Some years ago I had a brief exchange with a very
sweet lady who, having been born around 1920, was of my parents’ generation.
She was boastfully teasing me by pointing out that unlike me, she belonged to “The
Greatest Generation.”
“But,” I replied, “your parents are really the
greatest generation because they were the ones who raised you. And I’d like to
know why you guys were all so incompetent as to raise a bunch of out-and-out losers
like us baby boomers.”
She did not reply.
OK, my response was not entirely legit, since
crediting parents with their children’s accomplishments can only make sense
(and then only sometimes) in the context of individual families, not entire
generations.
On the other hand, how can an entire generation,
like, for example, the World War II generation, be identified as great, while
its forebears and descendants lurk in the shadows of mediocrity?
It can’t.
Actually, talking about generations like this is arrant
nonsense (though it does give me an opportunity to use “arrant,” which is one
of my favorite words).
Anyway, here’s the scoop: what happened in the
case of the WW II generation is that a famous television personality, Tom
Brokaw, wrote a book in the 1990s honoring them just as some of their most prominent
members were fading from public view. George H. W. Bush, for example, a Navy
pilot who had demonstrated admirable courage in combat during the war, stepped
down in 1993, as the last member of his generation to occupy the White House.
But Brokaw went overboard with his argument, claiming that
this generation was the greatest not just in American history but in world
history, largely because they fought the good fight against the Nazis and the
imperial Japanese.
I don’t want to be thought unappreciative of my
parents and their cohort (my dad was a WW II era pilot, stateside), but I do
feel obligated to mention Russia’s 1940s generation. It was the Soviet
military, after all, that did most of the work and suffered, by far, the bulk
of the casualties in destroying Hitler’s war machine. The entire world is very
much indebted to the people of the Soviet Union because
they were the ones who, in Churchill's words, “tore the heart out of the German army.”
But I wouldn’t even agree that the Soviet Union’s
WW II generation deserves to be labeled “the greatest” - despite their
suffering, sacrifice and success.
Generations, after all, are collections of people
of a certain age who find themselves in circumstances beyond their own control.
It is hard to see how they can be described as responding to these
circumstances by virtue of sterling character traits with which they are
endowed, though apparently their parents and offspring are not.
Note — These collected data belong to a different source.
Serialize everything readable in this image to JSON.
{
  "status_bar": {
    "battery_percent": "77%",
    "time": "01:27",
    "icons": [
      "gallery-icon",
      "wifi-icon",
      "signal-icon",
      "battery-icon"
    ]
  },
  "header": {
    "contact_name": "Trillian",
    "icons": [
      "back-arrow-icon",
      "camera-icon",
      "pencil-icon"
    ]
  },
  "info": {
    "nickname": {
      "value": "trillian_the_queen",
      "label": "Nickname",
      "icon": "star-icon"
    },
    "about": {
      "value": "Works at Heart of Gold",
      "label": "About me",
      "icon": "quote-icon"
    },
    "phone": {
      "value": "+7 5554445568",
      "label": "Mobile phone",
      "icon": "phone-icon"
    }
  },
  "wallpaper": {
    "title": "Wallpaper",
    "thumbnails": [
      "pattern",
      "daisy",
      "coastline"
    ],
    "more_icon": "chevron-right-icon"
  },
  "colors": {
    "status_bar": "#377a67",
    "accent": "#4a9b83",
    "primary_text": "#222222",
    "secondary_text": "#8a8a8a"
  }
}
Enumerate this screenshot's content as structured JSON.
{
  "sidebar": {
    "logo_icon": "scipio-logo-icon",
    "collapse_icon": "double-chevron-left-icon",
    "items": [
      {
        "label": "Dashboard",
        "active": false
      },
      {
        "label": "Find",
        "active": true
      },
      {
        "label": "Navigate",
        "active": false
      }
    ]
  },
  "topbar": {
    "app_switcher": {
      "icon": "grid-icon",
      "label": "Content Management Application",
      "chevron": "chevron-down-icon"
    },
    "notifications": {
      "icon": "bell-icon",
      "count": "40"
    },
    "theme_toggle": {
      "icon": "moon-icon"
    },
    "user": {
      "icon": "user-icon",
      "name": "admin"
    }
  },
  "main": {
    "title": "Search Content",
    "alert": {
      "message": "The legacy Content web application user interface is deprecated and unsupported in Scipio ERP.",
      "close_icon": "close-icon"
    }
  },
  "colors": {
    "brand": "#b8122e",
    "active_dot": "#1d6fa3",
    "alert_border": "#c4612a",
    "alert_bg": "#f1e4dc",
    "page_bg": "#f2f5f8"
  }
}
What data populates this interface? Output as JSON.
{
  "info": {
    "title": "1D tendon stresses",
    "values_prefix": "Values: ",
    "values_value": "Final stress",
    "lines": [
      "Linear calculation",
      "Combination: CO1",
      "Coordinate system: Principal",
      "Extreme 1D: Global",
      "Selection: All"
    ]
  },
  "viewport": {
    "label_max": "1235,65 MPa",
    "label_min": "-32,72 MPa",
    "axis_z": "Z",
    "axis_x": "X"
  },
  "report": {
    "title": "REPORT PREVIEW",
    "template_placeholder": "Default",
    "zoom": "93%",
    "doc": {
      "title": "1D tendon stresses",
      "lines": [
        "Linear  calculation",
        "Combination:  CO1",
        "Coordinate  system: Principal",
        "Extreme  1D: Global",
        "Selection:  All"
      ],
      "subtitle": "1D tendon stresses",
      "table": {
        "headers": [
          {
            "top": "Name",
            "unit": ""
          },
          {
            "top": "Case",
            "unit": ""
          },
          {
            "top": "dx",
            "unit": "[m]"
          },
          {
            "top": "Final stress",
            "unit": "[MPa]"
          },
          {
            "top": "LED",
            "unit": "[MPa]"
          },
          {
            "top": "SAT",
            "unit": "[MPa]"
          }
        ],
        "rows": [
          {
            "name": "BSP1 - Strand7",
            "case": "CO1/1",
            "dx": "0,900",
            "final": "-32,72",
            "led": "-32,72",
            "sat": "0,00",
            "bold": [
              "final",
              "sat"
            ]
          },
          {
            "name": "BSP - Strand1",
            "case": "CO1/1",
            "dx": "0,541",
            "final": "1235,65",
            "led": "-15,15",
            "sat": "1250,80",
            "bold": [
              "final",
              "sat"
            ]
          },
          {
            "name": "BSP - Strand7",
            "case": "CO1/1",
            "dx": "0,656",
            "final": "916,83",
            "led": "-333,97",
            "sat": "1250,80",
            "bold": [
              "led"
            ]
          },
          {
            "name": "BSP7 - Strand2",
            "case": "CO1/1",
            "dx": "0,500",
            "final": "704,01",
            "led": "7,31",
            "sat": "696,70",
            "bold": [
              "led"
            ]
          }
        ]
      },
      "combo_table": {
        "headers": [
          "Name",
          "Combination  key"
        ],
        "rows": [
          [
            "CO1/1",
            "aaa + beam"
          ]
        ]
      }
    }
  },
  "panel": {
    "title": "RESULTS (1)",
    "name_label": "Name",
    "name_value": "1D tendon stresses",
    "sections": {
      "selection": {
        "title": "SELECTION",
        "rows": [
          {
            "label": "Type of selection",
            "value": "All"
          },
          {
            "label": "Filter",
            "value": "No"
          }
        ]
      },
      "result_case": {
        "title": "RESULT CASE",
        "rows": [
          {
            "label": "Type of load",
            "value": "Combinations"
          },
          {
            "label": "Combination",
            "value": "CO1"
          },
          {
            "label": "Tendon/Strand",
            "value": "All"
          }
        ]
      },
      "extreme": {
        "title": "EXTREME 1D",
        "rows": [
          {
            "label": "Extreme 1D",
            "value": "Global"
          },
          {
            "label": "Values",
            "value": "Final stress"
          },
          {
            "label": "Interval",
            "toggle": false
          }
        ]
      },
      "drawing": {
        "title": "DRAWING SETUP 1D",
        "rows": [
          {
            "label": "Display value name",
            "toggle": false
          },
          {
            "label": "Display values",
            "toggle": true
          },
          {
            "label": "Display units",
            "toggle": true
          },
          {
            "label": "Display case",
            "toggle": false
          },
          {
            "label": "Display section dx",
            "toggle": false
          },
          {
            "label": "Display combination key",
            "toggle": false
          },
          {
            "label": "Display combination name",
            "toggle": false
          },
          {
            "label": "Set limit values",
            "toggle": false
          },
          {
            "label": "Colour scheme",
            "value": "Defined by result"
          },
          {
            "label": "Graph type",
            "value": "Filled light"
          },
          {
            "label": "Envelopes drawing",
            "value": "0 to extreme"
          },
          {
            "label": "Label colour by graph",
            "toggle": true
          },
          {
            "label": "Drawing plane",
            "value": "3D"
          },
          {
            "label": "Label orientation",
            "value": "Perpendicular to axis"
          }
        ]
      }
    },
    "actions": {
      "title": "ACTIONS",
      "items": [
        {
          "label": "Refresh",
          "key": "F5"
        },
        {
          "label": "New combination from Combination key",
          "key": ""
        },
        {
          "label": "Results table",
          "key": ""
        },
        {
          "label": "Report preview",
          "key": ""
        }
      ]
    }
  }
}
The baby
boomers who went off to fight in Vietnam in 1965 were inspired by the same
patriotic fervor as their parents had been in the 1940s, but unlike their
parents, many of these boomer vets came back from that misguided war soured and
disillusioned. It wasn’t that their characters were different from those of
their parents; their war was different. And, it may be worth adding here, the
boomers were sent off to fight that dreadful war because Presidents Lyndon
Johnson and Richard Nixon, both members of the so-called greatest generation,
lied about our need to fight it.
One thing for which the world will always be
indebted to the World War II generation is their handling of victory. Both
Germany and Japan, because of the wisdom and generosity of the post-war
occupations in those countries, flourish as prosperous and stable democracies
today. This is largely due to the policies promoted by Franklin Roosevelt,
Harry Truman and the people of their administrations. As progressive liberals,
they promoted such transformational policies in the defeated Axis nations as…
strong labor unions,
redistribution of property
to the poor,
restraints on corporate
power, and
gender-neutral voting
rights.
In other words, one of the greatest things about
the “Greatest Generation,” was the liberalism with which they helped transform
the right-wing dictatorships of Germany and Japan. Did Brokaw make note of
this? Don’t know, since I never read his book.
Anyway, thank you, Parental Generation, for this
and other gifts. But please forgive me if I reject the idea that of all the
generations the world has known, yours is the greatest.